Neurologia Foligno-Salerno: telemedicina per l'ictus
Telemedicina per l'ictus: confronto tra Foligno e Salerno
Foligno e Salerno sono al centro di un importante confronto scientifico nel campo della neurologia. Esperti delle rispettive aziende ospedaliere si sono riuniti per discutere l'applicazione della telemedicina nella diagnosi e nel trattamento dell'ictus cerebrale, con un focus particolare sulle aree interne.
L'incontro ha permesso di scambiare esperienze sull'uso di tecnologie avanzate per la diagnosi a distanza e sullo sviluppo dei sistemi di tele-stroke. L'obiettivo è migliorare l'assistenza ai pazienti, superando le barriere geografiche.
Neurologia Foligno: pioniere della telemedicina
La Neurologia dell'ospedale di Foligno, parte dell'azienda Usl Umbria 2, si distingue come centro d'eccellenza nell'uso della telemedicina. Dal 2016, il servizio di teleconsulto neurologico supporta gli ospedali di Orvieto, Spoleto e Norcia.
Questo sistema garantisce risposte rapide ai pazienti residenti in zone remote dal centro principale. Inizialmente pensato per le emergenze ictus, il servizio si è esteso a tutta la diagnostica neurologica, diventando parte integrante dei percorsi di cura quotidiani.
L'esperienza Usl Umbria 2 nella telemedicina
L'azienda Usl Umbria 2 vanta una lunga storia nell'ambito della telemedicina.

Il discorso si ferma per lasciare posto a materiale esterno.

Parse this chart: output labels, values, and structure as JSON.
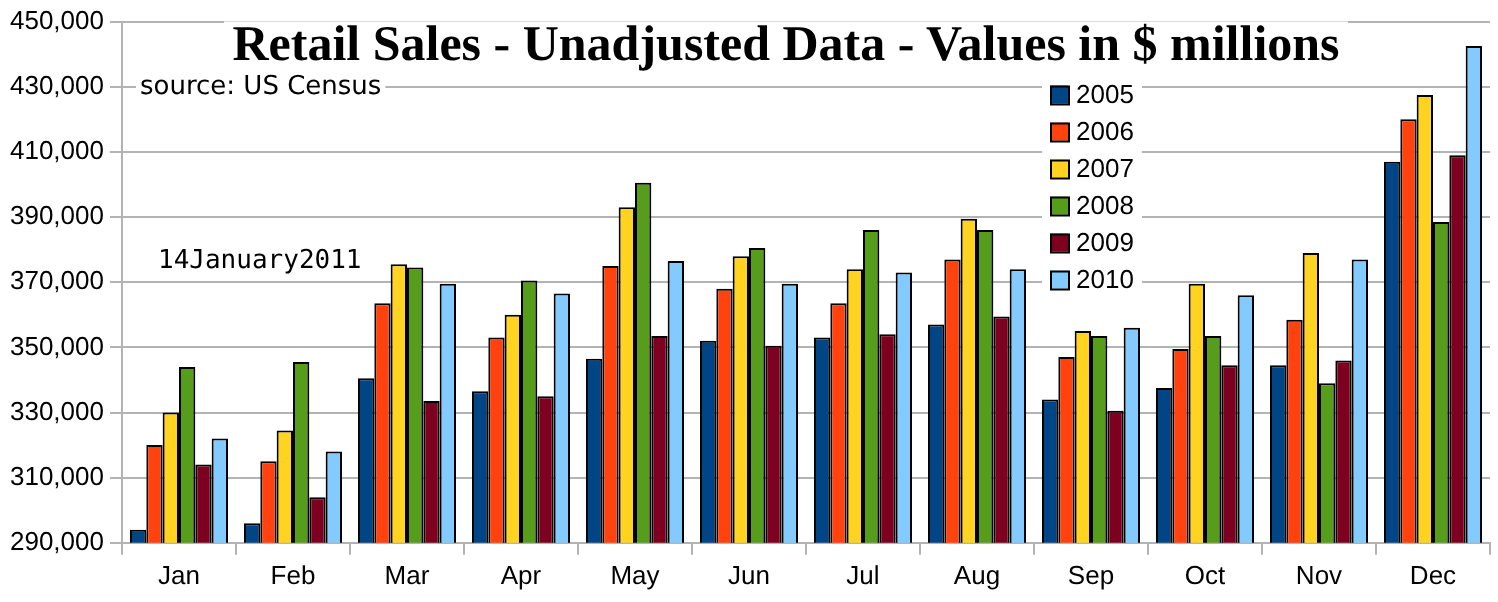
{
  "chart_data": {
    "type": "bar",
    "title": "Retail Sales - Unadjusted Data - Values in $ millions",
    "annotations": [
      "source: US Census",
      "14January2011"
    ],
    "categories": [
      "Jan",
      "Feb",
      "Mar",
      "Apr",
      "May",
      "Jun",
      "Jul",
      "Aug",
      "Sep",
      "Oct",
      "Nov",
      "Dec"
    ],
    "series": [
      {
        "name": "2005",
        "color": "#004586",
        "values": [
          294000,
          296000,
          340500,
          336500,
          346500,
          352000,
          353000,
          357000,
          334000,
          337500,
          344500,
          407000
        ]
      },
      {
        "name": "2006",
        "color": "#ff420e",
        "values": [
          320000,
          315000,
          363500,
          353000,
          375000,
          368000,
          363500,
          377000,
          347000,
          349500,
          358500,
          420000
        ]
      },
      {
        "name": "2007",
        "color": "#ffd320",
        "values": [
          330000,
          324500,
          375500,
          360000,
          393000,
          378000,
          374000,
          389500,
          355000,
          369500,
          379000,
          427500
        ]
      },
      {
        "name": "2008",
        "color": "#579d1c",
        "values": [
          344000,
          345500,
          374500,
          370500,
          400500,
          380500,
          386000,
          386000,
          353500,
          353500,
          339000,
          388500
        ]
      },
      {
        "name": "2009",
        "color": "#7e0021",
        "values": [
          314000,
          304000,
          333500,
          335000,
          353500,
          350500,
          354000,
          359500,
          330500,
          344500,
          346000,
          409000
        ]
      },
      {
        "name": "2010",
        "color": "#83caff",
        "values": [
          322000,
          318000,
          369500,
          366500,
          376500,
          369500,
          373000,
          374000,
          356000,
          366000,
          377000,
          442500
        ]
      }
    ],
    "ylim": [
      290000,
      450000
    ],
    "yticks": [
      {
        "value": 290000,
        "label": "290,000"
      },
      {
        "value": 310000,
        "label": "310,000"
      },
      {
        "value": 330000,
        "label": "330,000"
      },
      {
        "value": 350000,
        "label": "350,000"
      },
      {
        "value": 370000,
        "label": "370,000"
      },
      {
        "value": 390000,
        "label": "390,000"
      },
      {
        "value": 410000,
        "label": "410,000"
      },
      {
        "value": 430000,
        "label": "430,000"
      },
      {
        "value": 450000,
        "label": "450,000"
      }
    ],
    "grid": "y",
    "legend": "top right"
  }
}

Già nel 1999, progetti finanziati dall'Unione Europea hanno avviato sperimentazioni sulla teleriabilitazione, producendo studi di rilievo europeo.
Più recentemente, è stata sperimentata una piattaforma innovativa che applica la telemedicina alla medicina narrativa. Questo progetto mira a integrare la dimensione del racconto del paziente nei percorsi di cura a distanza, assistendo pazienti in riabilitazione, con demenza e pazienti trasfusionali.
Visione futura e collaborazione
Il dottor Francesco Corea, neurologo a Foligno, ha sottolineato come la telemedicina possa abbattere le distanze e omogeneizzare le prestazioni sanitarie sul territorio. Il dottor Mauro Zampolini, direttore della Neurologia e Riabilitazione della Usl Umbria 2, ha ribadito che la medicina del futuro si basa sullo sviluppo della telemedicina e sull'integrazione di nuove tecnologie.
Il confronto con i colleghi di Salerno, tenutosi presso l'ospedale "San Giovanni Battista", è stato fondamentale per condividere modelli organizzativi e soluzioni tecnologiche. L'Italia sta facendo progressi in questo campo, ma le esperienze consolidate rimangono ancora circoscritte a pochi centri specializzati.